I’ve been saying this for almost 4 years now, but alas the topic has come up once again: I hate Microsoft’s Windows Live Messenger Network (a.k.a the Microsoft Network, MSN) and so should you! I’m referring to the protocol, not the client. (The client is just as bad, but I can get by with alternative applications.)
To better explain why, I’m going to spare all the geeky talk for later and use analogies to get my point across first:
For the sake of argument, assume that you have a cell phone and you’re subscribed to Carrier A. You then wish to call, or send a message to, a friend who happens to be a subscriber of Carrier B. Naturally, you would expect your messages to get across, otherwise you wouldn’t be able to keep in touch and your provider would be severely restricting you to their network.
Similarly now, consider email communication: Let’s say that you have an email account provided by Google, and you wish to send a message to another person who is a Yahoo user —or any arbitrary email provider for that matter. You would expect messages to flow back and forth regardless of whatever server-techno-jumbo transactions occur in the middle, because that’s how things should work for everyone, right?
Well, this is not the case when it comes to Instant Messaging (IM) Services like MSN and Yahoo because they’re not standard. In order to communicate with other people, all members must be part of the same network, and this means that if the network goes down (and it does more than anyone’s liking), everybody goes down with it!
“Jabber is an open, secure technology for decentralized instant messaging and a whole lot more.”—Jabber.org
With Jabber, you can be your own IM provider, (much like having your own email provider) and talk to other users on different networks. Users on one network are essentially independent of other networks that their friends are using.

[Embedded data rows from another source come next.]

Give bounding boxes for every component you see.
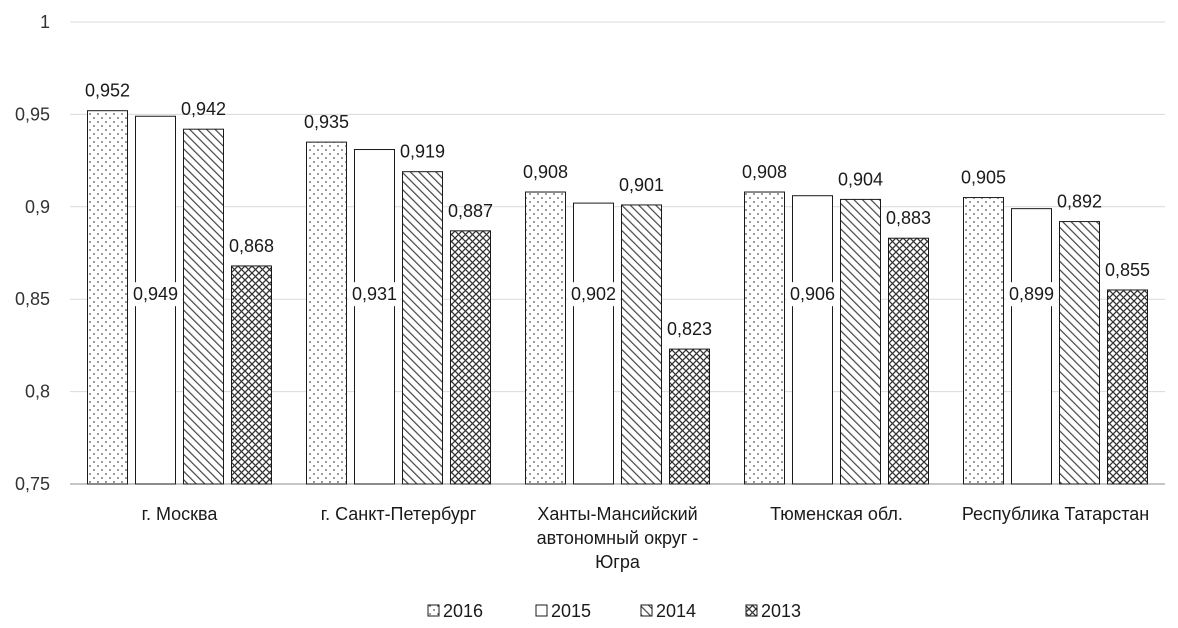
data-label-bg <box>567 282 620 307</box>
data-label: 0,899 <box>1009 284 1054 304</box>
bar-2015-1 <box>354 149 395 485</box>
bar-2016-3 <box>744 191 785 485</box>
bar-2016-4 <box>963 197 1004 485</box>
category-label: Югра <box>595 552 641 572</box>
bar-2014-3 <box>840 198 881 485</box>
y-tick-label: 0,95 <box>15 104 50 124</box>
data-label: 0,919 <box>400 142 445 162</box>
data-label: 0,942 <box>181 99 226 119</box>
category-label: автономный округ - <box>537 528 699 548</box>
data-label: 0,883 <box>886 208 931 228</box>
data-label-bg <box>786 282 839 307</box>
category-label: г. Санкт-Петербург <box>321 504 477 524</box>
bars <box>87 110 1148 485</box>
y-axis-ticks: 0,75 0,8 0,85 0,9 0,95 1 <box>15 12 50 494</box>
bar-2015-4 <box>1011 208 1052 485</box>
data-label: 0,908 <box>523 162 568 182</box>
bar-2015-3 <box>792 195 833 485</box>
bar-2013-1 <box>450 230 491 485</box>
legend-swatch-2016 <box>427 604 440 617</box>
data-label: 0,868 <box>229 236 274 256</box>
data-label: 0,906 <box>790 284 835 304</box>
legend-swatch-2014 <box>640 604 653 617</box>
bar-2015-2 <box>573 202 614 485</box>
category-label: Тюменская обл. <box>770 504 903 524</box>
legend-swatch-2015 <box>535 604 548 617</box>
data-label: 0,949 <box>133 284 178 304</box>
data-label-bg <box>348 282 401 307</box>
y-tick-label: 0,8 <box>25 382 50 402</box>
data-labels: 0,952 0,949 0,942 0,868 0,935 0,931 0,919 0,887… <box>85 81 1150 339</box>
data-label: 0,887 <box>448 201 493 221</box>
data-label: 0,901 <box>619 175 664 195</box>
data-label: 0,855 <box>1105 260 1150 280</box>
data-label: 0,931 <box>352 284 397 304</box>
data-label-bg <box>129 282 182 307</box>
category-label: Республика Татарстан <box>962 504 1149 524</box>
legend-label: 2014 <box>656 601 696 621</box>
bar-2014-0 <box>183 128 224 485</box>
y-tick-label: 0,75 <box>15 474 50 494</box>
legend-label: 2015 <box>551 601 591 621</box>
category-label: г. Москва <box>142 504 219 524</box>
bar-2013-0 <box>231 265 272 485</box>
bar-2013-4 <box>1107 289 1148 485</box>
bar-2013-3 <box>888 237 929 485</box>
legend-label: 2013 <box>761 601 801 621</box>
legend-label: 2016 <box>443 601 483 621</box>
data-label: 0,902 <box>571 284 616 304</box>
data-label-bg <box>1005 282 1058 307</box>
bar-2014-2 <box>621 204 662 485</box>
bar-2016-0 <box>87 110 128 485</box>
category-label: Ханты-Мансийский <box>537 504 697 524</box>
legend: 2016 2015 2014 2013 <box>427 601 801 621</box>
data-label: 0,904 <box>838 169 883 189</box>
bar-2016-1 <box>306 141 347 485</box>
data-label: 0,823 <box>667 319 712 339</box>
bar-2016-2 <box>525 191 566 485</box>
y-tick-label: 1 <box>40 12 50 32</box>
data-label: 0,908 <box>742 162 787 182</box>
data-label: 0,952 <box>85 81 130 101</box>
legend-swatch-2013 <box>745 604 758 617</box>
bar-2013-2 <box>669 348 710 485</box>
bar-2014-1 <box>402 171 443 485</box>
bar-2014-4 <box>1059 221 1100 485</box>
y-tick-label: 0,9 <box>25 197 50 217</box>
y-tick-label: 0,85 <box>15 289 50 309</box>
data-label: 0,905 <box>961 168 1006 188</box>
data-label: 0,935 <box>304 112 349 132</box>
x-axis-categories: г. Москва г. Санкт-Петербург Ханты-Мансийс… <box>142 504 1150 572</box>
data-label: 0,892 <box>1057 192 1102 212</box>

What does all this mean to you? If you’re still using MSN, Yahoo, AOL or any other closed, centralized or proprietary IM services (you probably have one of each since people are on different networks!), please consider switching to Jabber as your primary IM. Urge your friends, colleges, relatives, and everyone else you know to make a little effort and move to a this robust platform so that everyone can communicate freely without any of these restrictions.
You can click here to get started on Jabber.
Note: I’m aware that some people have already expressed their love for Windows Live Messenger, but the 2009 version is already expected to add Jabber support.